In reading, Normandy high schoolers lag behind younger students
The superintendent of the Normandy school district says younger students there are making impressive gains, particularly in reading, because of learning strategies that influence them from the time they start school.
But older students still struggle, and their lack of progress concerned members of the state board of education who heard an update on the unaccredited district at their meeting Tuesday in Jefferson City.
“They’re not just going to disappear into the ether when they leave Normandy,” board member Mike Jones of St. Louis said in response to a presentation by Superintendent Charles Pearson. “This is a bigger question than Normandy per se. It seems like we need a strategy for what happens to kids who one day come out of high school totally unprepared to function in an economy and maybe even in a social standpoint the way we need for them to do.

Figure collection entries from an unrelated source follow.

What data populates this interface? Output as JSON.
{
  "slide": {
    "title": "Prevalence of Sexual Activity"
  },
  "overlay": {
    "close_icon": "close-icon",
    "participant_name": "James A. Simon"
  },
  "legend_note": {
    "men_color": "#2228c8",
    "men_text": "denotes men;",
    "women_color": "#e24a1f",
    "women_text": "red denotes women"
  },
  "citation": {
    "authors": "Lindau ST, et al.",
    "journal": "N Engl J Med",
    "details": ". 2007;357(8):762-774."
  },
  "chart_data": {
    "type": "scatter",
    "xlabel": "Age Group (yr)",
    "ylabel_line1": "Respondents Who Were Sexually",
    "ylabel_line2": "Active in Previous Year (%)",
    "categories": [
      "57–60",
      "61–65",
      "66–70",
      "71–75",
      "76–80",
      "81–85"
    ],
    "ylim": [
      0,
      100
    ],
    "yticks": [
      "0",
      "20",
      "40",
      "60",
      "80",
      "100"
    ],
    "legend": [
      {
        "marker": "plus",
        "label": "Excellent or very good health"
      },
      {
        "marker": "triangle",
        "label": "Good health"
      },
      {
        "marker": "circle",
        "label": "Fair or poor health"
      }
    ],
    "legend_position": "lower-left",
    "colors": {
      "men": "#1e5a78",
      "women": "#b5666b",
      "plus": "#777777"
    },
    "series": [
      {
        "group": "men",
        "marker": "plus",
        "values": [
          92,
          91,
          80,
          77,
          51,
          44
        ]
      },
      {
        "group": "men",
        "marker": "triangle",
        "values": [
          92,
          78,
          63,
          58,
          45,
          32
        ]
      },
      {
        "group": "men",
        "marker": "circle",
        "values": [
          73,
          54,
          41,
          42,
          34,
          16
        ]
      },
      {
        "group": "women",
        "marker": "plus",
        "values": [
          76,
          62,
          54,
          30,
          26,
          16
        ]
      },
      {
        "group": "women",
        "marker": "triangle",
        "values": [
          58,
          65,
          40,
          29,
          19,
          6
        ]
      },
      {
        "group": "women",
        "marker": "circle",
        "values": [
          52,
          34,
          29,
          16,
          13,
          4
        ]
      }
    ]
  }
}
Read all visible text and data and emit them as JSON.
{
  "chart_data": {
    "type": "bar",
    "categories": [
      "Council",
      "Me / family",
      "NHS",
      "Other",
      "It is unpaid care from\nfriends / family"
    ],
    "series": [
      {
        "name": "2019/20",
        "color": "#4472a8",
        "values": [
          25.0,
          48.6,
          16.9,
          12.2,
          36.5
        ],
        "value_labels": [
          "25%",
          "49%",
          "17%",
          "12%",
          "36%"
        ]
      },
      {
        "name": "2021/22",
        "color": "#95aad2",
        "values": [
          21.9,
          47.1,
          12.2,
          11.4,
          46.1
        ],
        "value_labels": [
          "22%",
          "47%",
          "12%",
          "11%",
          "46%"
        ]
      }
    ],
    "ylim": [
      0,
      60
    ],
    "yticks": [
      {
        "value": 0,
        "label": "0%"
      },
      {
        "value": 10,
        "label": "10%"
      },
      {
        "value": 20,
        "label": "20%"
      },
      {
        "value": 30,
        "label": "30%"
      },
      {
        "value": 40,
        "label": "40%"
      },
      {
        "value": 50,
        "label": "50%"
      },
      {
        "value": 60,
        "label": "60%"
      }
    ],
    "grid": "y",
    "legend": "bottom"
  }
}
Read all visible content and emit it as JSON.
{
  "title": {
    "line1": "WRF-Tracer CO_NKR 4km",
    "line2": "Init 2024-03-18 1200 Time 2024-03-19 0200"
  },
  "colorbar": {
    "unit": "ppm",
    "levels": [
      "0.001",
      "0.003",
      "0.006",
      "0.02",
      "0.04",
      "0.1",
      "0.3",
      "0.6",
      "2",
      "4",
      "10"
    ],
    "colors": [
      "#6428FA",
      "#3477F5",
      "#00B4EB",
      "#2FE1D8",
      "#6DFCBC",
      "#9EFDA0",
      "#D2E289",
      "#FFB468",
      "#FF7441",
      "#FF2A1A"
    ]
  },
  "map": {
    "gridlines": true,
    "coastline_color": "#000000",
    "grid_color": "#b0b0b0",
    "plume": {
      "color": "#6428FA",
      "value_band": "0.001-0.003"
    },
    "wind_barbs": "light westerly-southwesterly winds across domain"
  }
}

“Right now our approach is the world is flat, they got to the end of it and they fell off. I would say as a matter of public policy, which ultimately has some political implications, we need a larger strategic approach that recognizes that if we fail a child educationally starting at five years old, and we didn’t start to make corrections until they were a freshman or sophomore in high school, you’re going to produce an adult in three years that has none of the skills necessary to function.”
Normandy is completing its second academic year of operating under a board appointed by the state, after the old district was dissolved and replaced by the Normandy Schools Collaborative in 2014. It has received some assistance from the state and has benefited from partnerships with social service organizations and other area school districts.
In his presentation to the state board, Pearson credited those agencies for some of the improvements he noted. But he also said that a more stable teaching corps and a change in culture have helped nurture academic progress.
He noted that when he met recently with teachers at Normandy High School, he found a new sense of connection with students that he hadn’t noticed before – a subtle change, but one he said was very intentional.
“Most of the teachers who failed in our district could not establish relationships with children,” Pearson said. “The thing our teachers have to do is get to know our children better.
Data he presented to the state board demonstrated some of the progress Normandy has shown.
In English, for example, in September only two students scored in the advanced category, but by January that had risen to 88. At the same time, the number of students in the lowest category, below basic, dropped from 1,799 to 1,461.
Pearson reported a similar story in math: An increase in the advanced category from zero in September to 71 in January, with a corresponding drop in below basic from 1,842 to 1,407.
The progress was even more pronounced in tests given to students in the lowest grades, Pearson reported. That trend is important for the future, he added.
“We are laying the foundation for what will be an effective school system for the years to come,” he said.
But, he acknowledged, Normandy is still struggling in the upper grades, primarily because of reading levels that are often several grades below where students actually are enrolled. Finding the right approach to fixing the problem can be difficult, he said.
“There are tons programs out there for adult literacy,” Pearson said. “The challenge is, do they have the data to show they are working.”
In other areas, such as attendance and discipline, Pearson said Normandy is also showing progress, though again the high school is lagging. He said students who get into trouble now are more often sent to in-school suspension, where they can still learn but be separate from the general student population. Still, he said, school administrators have to make sure learning is happening.
“We can’t have it just be a holding tank,” he said, “or it’s like the child is still out of school.”
Pearson praised efforts to gain community support, saying that the public is beginning to get the sense that Normandy is improving and thinking beyond just regaining accreditation. He noted that the district’s next public forum is scheduled for April 28.
The key, Pearson told the state board, is to identify policies and programs that are working and make sure they are embedded into the district’s operations for the long term.
Jones, with a fondness for sports metaphors, put the challenge this way: “How do you lay a foundation to make Normandy like the Alabama football team, in the sense that it doesn’t matter when players come, spend four years, graduate and leave. Alabama is still number one or number two.
“What’s our theory of urban education, no matter who the players are, they know how the game is supposed to go and it becomes a question of how well they execute?”
The state board also heard an update on proposed new state learning standards, which were written by work groups and submitted last year. Officials said they have had so many comments that approval of the standards, originally set for this month, was pushed back to April so all of the input from the public could be considered.